2. Gender. In talking with Bev after the event, I was struck by an observation she made about gender and the fact that I don’t recall us ever talking about how gender shows up in our community. I want to bookmark this to come back to in the future. I think this may be something significant to explore when we try and develop and improve our practices of planning community events. There is a huge amount of logistical coordination and “scene setting” that goes into a gathering. I don’t think it is an accident that it is usually women doing this work. I wonder if it is easy to romanticize “washing up together” as a central learning experience if you are not the one who has been doing that every day at home for your family and others. I wish I would have had a web cam at the sink to see WHO actually washed up and IF they had significant learning conversations at the sink. I bet things are somewhere between the romantic notion and “total waste of energy.” 🙂
3. Negotiating processes. In a community made up of smart, quirky and diverse individuals who really love and respect each other, sometimes we can get in our own way. (Are we collectively “high maintenance?”) I sense there is a lot of wisdom in our group about group process, yet I also sense (and I would love to KNOW) that we all don’t fully step into the role of convenors at the needed moments. It is as if we are afraid our actions are acts of control and imposition. Our reactions to control are also significant. It would be worth a conversation. We decided to convene in Open Space this time and while I think it was a really good decision, we sometimes did not embrace it fully and may have missed some of the value that way. I also re-learned a lesson that I know and should be practicing: don’t facilitate and meta talk on the process at the same time unless everyone wants that. I made that mistake again. Oi! But I would like to think with my community more about how we make decisions.

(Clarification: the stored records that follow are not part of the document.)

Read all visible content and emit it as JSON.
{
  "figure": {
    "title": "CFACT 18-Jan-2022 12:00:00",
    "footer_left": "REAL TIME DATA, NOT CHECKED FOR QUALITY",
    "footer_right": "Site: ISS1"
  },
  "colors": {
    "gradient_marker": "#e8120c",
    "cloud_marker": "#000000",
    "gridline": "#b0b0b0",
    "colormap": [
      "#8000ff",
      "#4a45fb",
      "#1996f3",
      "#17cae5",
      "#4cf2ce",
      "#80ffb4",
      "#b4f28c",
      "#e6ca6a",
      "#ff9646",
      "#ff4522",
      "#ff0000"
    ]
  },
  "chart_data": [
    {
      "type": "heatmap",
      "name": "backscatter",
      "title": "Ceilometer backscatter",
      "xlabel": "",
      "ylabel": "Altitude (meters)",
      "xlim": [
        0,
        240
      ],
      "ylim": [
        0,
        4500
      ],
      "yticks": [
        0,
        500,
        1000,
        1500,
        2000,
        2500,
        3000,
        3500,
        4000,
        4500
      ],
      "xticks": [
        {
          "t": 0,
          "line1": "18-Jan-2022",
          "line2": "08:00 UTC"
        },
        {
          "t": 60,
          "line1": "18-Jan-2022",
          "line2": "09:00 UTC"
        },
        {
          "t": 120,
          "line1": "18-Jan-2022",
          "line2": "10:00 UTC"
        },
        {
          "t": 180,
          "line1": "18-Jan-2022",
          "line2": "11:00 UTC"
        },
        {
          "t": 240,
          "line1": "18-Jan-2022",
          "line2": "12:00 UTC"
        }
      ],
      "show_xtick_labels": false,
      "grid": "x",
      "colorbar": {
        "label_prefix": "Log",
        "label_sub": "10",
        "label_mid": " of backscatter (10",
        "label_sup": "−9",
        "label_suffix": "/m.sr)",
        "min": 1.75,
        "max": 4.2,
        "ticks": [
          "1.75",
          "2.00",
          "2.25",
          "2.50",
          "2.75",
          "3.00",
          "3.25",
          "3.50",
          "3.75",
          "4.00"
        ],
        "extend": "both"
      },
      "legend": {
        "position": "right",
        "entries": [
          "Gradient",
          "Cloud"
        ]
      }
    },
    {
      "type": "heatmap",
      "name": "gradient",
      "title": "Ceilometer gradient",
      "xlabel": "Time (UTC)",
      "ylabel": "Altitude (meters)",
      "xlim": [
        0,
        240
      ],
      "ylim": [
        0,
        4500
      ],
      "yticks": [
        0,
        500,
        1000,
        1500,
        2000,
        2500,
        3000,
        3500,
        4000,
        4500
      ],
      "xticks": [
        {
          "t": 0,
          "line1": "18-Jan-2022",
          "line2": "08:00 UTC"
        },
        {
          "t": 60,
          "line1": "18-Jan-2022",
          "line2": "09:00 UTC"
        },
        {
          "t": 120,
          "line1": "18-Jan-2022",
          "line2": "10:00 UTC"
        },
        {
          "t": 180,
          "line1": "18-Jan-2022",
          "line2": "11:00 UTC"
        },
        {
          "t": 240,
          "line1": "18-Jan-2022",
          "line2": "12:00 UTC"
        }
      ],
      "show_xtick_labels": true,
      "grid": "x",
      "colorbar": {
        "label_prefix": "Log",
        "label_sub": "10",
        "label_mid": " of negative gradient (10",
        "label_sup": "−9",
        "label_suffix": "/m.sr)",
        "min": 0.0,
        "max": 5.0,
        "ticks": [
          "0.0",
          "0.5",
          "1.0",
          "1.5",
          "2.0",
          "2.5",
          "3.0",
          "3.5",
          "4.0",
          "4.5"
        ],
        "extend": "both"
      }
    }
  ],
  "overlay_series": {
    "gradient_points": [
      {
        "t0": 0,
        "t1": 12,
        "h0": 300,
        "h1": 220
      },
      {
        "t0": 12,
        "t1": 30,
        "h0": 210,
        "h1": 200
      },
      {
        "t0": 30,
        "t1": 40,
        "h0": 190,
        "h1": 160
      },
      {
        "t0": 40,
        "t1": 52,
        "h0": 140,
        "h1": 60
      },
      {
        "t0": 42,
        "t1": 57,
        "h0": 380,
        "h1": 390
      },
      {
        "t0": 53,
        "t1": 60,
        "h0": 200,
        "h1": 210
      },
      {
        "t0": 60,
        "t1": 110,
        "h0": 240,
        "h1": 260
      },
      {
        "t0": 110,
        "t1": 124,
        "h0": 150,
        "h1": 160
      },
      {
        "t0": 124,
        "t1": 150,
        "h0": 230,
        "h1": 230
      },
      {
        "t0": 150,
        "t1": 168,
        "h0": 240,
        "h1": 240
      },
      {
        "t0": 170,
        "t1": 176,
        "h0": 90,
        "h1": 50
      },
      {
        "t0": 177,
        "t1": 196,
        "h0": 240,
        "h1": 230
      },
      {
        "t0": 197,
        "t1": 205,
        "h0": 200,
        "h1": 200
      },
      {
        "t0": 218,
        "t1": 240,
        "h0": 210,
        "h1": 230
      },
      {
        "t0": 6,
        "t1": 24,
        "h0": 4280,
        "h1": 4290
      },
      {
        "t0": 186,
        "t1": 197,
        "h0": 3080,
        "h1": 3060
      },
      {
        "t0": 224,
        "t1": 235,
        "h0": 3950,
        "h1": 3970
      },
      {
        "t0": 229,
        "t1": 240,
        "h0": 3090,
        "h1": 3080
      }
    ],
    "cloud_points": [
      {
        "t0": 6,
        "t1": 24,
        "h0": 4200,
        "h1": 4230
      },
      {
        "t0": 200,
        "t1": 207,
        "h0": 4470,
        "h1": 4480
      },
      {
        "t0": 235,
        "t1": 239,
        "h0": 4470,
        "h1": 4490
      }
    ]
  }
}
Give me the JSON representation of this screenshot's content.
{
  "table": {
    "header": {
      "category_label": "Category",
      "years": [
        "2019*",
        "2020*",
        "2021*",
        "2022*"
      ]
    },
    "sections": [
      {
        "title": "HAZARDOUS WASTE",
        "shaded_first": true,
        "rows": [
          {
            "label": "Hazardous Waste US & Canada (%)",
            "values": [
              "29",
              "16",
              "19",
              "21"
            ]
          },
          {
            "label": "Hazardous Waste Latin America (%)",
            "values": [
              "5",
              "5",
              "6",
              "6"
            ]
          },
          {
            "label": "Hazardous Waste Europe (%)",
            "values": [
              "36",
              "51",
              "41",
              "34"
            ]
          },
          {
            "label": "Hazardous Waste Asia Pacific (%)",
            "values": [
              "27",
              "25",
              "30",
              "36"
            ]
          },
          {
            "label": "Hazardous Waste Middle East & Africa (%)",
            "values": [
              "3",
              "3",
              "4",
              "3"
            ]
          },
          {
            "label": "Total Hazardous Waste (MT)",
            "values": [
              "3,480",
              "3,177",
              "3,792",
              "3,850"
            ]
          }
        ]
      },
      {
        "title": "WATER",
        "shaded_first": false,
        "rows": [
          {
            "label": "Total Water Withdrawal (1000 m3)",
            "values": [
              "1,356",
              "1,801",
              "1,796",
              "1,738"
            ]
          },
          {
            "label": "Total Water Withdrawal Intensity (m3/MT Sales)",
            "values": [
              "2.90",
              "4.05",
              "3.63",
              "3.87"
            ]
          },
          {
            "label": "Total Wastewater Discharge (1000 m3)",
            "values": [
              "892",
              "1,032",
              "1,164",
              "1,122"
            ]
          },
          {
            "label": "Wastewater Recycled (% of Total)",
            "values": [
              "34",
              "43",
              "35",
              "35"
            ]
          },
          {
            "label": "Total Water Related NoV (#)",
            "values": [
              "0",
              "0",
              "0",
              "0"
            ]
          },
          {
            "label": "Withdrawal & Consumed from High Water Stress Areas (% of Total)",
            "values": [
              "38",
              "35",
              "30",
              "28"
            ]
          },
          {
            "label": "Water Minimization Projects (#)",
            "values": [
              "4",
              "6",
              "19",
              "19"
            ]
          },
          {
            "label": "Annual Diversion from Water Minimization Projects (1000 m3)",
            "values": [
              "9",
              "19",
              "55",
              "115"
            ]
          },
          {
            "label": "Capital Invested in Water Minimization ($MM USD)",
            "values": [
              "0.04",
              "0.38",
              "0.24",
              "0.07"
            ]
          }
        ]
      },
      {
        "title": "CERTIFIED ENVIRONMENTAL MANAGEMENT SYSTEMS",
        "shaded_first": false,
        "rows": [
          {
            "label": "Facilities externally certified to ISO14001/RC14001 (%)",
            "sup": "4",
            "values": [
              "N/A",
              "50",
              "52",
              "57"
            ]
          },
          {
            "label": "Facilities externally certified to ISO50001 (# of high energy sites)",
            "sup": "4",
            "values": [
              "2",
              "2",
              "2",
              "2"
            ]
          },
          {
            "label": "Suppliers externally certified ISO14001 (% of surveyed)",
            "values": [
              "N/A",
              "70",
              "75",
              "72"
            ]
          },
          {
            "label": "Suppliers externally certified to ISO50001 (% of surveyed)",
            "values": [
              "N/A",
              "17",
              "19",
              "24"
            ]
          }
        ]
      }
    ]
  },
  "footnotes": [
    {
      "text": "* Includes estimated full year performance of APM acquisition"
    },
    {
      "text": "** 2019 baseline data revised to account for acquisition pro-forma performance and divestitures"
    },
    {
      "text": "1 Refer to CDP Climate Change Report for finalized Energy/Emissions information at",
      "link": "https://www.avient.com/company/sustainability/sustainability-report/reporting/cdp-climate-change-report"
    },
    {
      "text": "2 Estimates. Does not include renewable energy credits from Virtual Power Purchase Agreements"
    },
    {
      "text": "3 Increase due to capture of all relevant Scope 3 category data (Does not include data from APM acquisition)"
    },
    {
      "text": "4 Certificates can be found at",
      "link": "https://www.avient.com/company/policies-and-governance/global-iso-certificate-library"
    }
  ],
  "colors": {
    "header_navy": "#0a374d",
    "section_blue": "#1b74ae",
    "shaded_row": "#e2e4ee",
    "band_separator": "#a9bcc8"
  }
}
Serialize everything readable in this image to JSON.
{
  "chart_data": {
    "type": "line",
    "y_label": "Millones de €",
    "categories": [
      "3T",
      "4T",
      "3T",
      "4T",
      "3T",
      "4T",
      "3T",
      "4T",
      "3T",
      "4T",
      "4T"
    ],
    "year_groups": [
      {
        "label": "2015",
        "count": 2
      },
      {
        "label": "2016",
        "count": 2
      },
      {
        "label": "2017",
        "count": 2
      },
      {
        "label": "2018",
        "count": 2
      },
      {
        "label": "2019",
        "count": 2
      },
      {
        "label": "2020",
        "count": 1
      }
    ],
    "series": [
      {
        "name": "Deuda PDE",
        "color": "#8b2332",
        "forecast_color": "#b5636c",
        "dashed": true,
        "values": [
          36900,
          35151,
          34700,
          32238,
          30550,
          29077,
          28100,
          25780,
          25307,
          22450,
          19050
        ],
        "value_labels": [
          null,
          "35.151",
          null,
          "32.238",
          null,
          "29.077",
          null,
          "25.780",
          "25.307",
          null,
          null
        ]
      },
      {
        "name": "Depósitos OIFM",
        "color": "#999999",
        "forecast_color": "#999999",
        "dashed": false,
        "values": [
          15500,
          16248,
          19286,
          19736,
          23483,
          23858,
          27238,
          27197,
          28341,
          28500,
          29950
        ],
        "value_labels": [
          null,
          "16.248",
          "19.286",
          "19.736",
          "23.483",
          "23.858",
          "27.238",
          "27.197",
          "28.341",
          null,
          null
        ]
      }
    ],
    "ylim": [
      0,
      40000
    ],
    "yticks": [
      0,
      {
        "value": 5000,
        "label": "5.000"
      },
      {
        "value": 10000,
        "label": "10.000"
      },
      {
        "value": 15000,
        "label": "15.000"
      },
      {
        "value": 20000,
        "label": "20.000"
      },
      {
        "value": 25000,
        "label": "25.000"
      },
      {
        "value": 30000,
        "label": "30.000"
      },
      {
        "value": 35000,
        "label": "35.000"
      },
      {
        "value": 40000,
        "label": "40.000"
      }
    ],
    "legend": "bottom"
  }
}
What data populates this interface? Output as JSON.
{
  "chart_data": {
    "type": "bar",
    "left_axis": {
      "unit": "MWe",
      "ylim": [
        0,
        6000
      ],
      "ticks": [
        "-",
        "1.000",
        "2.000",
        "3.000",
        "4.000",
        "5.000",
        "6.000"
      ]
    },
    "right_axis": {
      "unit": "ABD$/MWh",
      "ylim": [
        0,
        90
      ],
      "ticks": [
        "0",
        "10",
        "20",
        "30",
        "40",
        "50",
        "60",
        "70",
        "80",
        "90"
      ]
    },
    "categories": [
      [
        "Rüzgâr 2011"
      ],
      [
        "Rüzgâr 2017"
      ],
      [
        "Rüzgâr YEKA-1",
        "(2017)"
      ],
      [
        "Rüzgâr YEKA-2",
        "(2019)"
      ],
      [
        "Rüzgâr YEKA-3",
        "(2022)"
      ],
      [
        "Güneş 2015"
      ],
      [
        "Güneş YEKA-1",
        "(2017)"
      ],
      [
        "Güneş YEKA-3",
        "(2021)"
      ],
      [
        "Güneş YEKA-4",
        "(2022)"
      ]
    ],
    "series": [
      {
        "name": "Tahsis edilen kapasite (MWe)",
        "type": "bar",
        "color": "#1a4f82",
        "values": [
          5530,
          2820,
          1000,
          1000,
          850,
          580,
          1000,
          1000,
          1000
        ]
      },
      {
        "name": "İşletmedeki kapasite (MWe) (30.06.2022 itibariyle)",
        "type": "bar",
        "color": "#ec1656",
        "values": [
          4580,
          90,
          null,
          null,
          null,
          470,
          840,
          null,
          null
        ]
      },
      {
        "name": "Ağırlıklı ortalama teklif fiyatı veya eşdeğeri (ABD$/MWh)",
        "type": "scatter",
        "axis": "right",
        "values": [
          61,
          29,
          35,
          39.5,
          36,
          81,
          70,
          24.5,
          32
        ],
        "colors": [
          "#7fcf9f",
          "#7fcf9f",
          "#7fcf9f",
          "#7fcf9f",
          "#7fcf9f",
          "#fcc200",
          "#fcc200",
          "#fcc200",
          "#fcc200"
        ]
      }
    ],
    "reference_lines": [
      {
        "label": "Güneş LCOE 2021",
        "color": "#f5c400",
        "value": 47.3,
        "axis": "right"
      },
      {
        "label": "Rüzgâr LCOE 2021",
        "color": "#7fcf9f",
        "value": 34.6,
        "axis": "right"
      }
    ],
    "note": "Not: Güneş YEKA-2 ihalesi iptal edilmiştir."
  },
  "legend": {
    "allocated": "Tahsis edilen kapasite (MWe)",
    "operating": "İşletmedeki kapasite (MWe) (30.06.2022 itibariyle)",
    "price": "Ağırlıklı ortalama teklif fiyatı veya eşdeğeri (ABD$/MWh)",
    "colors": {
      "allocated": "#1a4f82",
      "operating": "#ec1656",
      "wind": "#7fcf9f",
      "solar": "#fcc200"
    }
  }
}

4. Caring for the little things. Bev was our Deva of the master plan, carried out in an amazing manner. But there is the community perspective as well. All along there were always these moments when a community member noticed and cared for the little things. A hug in a moment of insecurity. Notes taken and shared during ‘van planning” so we could remember our crazy ideas. Shared shoes and socks. Heaters turned on so a bedroom would be warm after a late night session on the veranda. Driving some of the shoe-lovers to a quick shopping session in Lisbon. Picking people up at the airport even though that meant another drive into town – even when they could take a train/bus/taxi. Food prepared with both expertise and love (THANK YOU >ROGERIO!) Little things matter. I love little things. Personally, they give me great joy. It would have been fun to try and document them and tell that part of the story of the gathering.
Of course, then there were all the wonderful conversations and learnings from them. We need to gather our notes, review our drawings and make sense of all them. But for now, this is enough observations. Back to work!
Oh, and yes, I’m quite happy to dance with fire with my communities!